Under Harper's watch, the government of Canada is poised to designate a list of so-called "safe countries" from which refugees would be denied entry to Canada. Will Pakistan will make the cut? Or will the other Malalas be turned away like the Jewish asylum-seekers were in the 1930s?

Girls like Malala are at the mercy of their male relatives and the societal structure -- in this case the Taliban -- which uses violence to impose compliance in the realm of women's education, marriage, attire, heath, etc. The little help Canada gives to the world's Malalas in the form of foreign aid omits a key component of women's heath. PM Harper was scolded by none other than Secretary of State Hillary Clinton at a 2010 G8 meeting in Gatineau, QC for de-funding reproductive health in the foreign aid portfolio. Harper's policy decision does nothing to alter the fragile situation faced by other Malalas in developing countries.

If any of the world's other Malalas get the chance to reach Canada's shores in the near future, they might end up in a mandatory detention camp, as per the new federal law calling for asylum seekers to be "detained indefinitely" in provincial jails. We can only imagine a refugee girl like Malala languishing in a crowded jail, having effectively sailed from one form of imprisonment to another.

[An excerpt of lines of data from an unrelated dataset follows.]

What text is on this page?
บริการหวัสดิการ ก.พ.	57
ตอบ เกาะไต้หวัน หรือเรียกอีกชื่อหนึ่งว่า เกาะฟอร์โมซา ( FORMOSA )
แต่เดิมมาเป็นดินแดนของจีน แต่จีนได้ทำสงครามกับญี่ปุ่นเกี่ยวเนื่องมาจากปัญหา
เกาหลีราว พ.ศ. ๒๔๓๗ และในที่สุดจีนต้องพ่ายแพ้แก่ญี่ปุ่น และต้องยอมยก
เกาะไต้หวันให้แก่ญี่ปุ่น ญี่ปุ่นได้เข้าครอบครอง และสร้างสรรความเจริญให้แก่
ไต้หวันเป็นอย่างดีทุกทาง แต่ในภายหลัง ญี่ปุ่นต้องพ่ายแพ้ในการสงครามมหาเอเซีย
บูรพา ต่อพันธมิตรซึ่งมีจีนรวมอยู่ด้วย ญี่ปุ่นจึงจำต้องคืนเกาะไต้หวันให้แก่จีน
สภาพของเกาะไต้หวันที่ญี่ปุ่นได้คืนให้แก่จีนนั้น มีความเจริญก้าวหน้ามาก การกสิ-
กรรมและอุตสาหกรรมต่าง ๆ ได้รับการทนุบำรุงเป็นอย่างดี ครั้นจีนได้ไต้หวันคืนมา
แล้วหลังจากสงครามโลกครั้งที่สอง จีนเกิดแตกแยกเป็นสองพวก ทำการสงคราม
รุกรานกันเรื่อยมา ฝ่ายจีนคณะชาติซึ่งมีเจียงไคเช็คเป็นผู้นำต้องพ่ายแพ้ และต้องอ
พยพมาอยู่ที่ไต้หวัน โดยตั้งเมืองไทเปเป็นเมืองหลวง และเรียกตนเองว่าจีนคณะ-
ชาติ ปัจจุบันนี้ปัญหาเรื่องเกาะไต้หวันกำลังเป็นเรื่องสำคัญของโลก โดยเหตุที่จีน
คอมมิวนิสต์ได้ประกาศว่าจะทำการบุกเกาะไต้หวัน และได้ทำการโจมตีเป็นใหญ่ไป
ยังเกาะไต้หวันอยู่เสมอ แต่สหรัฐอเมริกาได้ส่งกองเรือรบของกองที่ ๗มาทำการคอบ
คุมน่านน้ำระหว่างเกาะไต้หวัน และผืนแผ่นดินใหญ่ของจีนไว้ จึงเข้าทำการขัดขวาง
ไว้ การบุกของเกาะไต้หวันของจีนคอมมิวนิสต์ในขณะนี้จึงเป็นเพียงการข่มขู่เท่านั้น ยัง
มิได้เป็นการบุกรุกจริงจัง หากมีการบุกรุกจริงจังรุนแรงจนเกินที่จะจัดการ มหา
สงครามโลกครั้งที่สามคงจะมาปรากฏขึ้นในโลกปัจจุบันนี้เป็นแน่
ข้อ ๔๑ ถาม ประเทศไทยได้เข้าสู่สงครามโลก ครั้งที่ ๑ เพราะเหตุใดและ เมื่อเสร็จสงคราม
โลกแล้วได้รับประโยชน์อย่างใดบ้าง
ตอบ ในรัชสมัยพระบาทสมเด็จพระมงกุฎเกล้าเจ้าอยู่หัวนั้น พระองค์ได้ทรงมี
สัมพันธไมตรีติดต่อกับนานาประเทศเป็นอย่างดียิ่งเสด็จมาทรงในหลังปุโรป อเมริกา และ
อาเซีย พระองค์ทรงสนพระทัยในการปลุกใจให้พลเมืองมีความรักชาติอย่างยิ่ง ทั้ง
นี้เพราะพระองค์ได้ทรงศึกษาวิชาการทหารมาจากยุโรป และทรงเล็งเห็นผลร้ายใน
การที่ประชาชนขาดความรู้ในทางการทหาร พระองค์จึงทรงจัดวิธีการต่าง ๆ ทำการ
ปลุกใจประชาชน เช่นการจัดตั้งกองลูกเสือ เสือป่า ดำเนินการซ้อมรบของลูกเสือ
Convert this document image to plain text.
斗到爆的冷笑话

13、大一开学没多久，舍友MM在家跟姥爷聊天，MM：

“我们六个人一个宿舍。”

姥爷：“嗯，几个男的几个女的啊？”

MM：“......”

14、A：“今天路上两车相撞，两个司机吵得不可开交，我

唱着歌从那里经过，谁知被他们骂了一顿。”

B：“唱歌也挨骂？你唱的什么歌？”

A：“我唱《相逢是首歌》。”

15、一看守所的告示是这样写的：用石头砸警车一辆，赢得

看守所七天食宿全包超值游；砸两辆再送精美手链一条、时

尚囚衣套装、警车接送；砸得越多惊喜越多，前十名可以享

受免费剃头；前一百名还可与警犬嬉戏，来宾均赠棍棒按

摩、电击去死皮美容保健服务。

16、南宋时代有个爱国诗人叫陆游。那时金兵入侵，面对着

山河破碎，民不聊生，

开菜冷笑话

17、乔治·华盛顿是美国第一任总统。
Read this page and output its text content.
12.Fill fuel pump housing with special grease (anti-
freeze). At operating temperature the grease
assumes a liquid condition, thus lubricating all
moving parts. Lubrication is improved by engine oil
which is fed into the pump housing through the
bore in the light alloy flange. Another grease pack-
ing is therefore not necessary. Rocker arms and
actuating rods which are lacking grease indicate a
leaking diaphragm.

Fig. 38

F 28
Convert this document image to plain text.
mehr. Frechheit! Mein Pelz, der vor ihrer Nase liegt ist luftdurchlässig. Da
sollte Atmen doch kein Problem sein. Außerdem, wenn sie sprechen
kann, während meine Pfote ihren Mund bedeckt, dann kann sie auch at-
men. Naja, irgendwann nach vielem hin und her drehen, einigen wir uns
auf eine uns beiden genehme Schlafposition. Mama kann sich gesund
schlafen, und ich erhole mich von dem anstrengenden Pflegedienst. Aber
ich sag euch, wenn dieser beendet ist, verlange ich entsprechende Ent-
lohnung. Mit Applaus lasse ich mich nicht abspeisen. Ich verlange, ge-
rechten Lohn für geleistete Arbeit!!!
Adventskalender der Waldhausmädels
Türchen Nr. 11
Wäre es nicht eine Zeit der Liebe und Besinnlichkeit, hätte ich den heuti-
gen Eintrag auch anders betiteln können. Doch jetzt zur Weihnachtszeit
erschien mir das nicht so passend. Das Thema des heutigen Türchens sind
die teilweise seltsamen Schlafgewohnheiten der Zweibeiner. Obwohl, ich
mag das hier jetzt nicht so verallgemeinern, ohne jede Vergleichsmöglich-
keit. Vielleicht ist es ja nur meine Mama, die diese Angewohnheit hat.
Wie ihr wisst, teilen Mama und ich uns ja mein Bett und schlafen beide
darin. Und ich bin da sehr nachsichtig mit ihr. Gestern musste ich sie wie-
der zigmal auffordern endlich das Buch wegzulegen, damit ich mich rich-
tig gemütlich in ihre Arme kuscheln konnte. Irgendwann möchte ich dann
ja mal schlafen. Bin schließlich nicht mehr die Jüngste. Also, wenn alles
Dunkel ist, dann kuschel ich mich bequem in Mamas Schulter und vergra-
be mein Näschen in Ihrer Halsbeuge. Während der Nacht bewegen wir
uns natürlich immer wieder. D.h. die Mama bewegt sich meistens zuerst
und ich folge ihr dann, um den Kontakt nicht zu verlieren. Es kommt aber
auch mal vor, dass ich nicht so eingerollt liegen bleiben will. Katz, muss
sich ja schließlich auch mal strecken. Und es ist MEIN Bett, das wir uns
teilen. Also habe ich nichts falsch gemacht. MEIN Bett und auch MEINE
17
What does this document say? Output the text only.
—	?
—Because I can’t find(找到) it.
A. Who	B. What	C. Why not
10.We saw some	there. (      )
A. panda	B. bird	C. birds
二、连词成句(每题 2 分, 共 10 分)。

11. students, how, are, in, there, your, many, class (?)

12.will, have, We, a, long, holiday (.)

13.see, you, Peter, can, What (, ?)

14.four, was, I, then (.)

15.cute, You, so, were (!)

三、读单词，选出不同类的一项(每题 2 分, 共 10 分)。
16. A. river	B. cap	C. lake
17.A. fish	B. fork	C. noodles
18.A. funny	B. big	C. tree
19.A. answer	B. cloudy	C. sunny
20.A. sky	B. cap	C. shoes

Finally, Harper's right hand man, Immigration Minister Jason Kenney, has defended the government's callous move to deny healthcare to refugees, drawing protests from doctors and criticism from defenders of common sense nationwide.

By signing a petition, PM Harper may buy some favourable regard from the legion of supporters Malala has garnered through her inspiring and courageous journey. She is a beacon of hope for so many young women confined by the clutches of senseless iniquity. But Harper's singular gesture will never buy respect from the advocates of fairness, equality and human decency. Only policy reversals can deliver that miracle.